Dellert started acting at Frontier in ninth grade and “fell in love with it.”
“It’s so fun to step out of yourself for a couple of weeks and play another character,” Dellert said. “It’s like reading a book that you get really into. You almost step out of your world — that’s how theater feels.”
With Woods directing, Dellert said she can learn from someone who understands the view from the Frontier auditorium’s spotlight.
“Emily knows what’s going on. She’s in theater, she knows what we’re experiencing … it’s very current in her mind,” Dellert said.
“We have a lot more control over our own characters,” Sparrow added. “We already do in other shows, but here, at least with Emily, she lets us choose our own direction we want to take with the character.”
And for Sparrow, that direction leans toward the notes of comedy in the story.
“I’m making him quite comical,” Sparrow said of her character, smiling in the detective’s suit. “Even when I do serious shows, I have a really hard time not making it funny.”
To pick the play to close the 2025-2026 school year, Woods first made a list of ideas before watching them, but the decision did not take long.
Speaking of “Murder on the Orient Express,” she said, “It was the first one I watched out of all the shows and I was immediately like, ‘I want to do this one.’
“It was so engaging. I found myself really paying attention and laughing at parts. I thought all the characters were so funny and real,” Woods continued. “It was the perfect balance between comedy and the murder mystery.”
Given the “stage chemistry” between the actors, Woods said her first foray into directing, a dream she has had since starting theater in eighth grade, has been “really rewarding.”
“People are always shocked when I say I’m directing as a high schooler, because I think a lot of schools don’t allow that. I’m really lucky that we get that opportunity here,” Woods said. “It’s been fun in so many ways getting to see [my] vision come to life.”

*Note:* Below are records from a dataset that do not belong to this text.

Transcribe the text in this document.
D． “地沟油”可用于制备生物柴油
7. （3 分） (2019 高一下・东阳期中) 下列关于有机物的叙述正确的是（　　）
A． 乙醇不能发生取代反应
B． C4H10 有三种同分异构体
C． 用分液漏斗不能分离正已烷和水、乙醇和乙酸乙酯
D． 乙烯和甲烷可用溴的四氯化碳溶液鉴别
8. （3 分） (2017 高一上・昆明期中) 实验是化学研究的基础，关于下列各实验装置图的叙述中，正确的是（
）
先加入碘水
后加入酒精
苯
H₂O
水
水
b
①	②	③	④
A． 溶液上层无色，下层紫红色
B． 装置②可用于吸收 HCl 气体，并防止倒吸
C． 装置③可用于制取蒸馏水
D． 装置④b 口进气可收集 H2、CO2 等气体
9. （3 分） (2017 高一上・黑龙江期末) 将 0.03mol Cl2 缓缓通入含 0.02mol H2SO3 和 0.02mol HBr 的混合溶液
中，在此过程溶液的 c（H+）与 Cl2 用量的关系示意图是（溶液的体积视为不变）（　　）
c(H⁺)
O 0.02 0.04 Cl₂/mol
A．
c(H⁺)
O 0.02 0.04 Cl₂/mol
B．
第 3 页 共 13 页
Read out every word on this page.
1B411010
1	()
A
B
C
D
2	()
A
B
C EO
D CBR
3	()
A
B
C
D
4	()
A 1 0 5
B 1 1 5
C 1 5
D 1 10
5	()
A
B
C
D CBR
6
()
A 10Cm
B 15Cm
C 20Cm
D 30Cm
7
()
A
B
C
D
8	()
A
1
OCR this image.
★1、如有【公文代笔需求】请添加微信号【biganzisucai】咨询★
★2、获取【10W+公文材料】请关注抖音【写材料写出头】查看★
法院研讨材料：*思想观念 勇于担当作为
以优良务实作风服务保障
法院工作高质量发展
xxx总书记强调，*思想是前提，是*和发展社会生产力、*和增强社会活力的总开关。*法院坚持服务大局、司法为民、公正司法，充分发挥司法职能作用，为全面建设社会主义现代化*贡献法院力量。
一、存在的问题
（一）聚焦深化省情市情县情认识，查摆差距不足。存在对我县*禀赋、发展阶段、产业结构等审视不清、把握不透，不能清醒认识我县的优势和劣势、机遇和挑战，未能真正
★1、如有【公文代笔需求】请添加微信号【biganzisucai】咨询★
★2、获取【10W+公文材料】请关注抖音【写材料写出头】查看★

Producer Gian DiDonna, who directs the theater ensemble’s other productions, said Woods “has the makings of a director.”
“I’m always proud of them, whether they’re performing for me or for each other,” DiDonna said of the students involved in theater. “I just feel a tremendous sense of pride.”
The show will run Friday, May 1, and Saturday, May 2, at 7 p.m., with a matinee performance on Sunday, May 3, at 2 p.m. Tickets are $7 for students, teachers and senior citizens, and $10 for adults.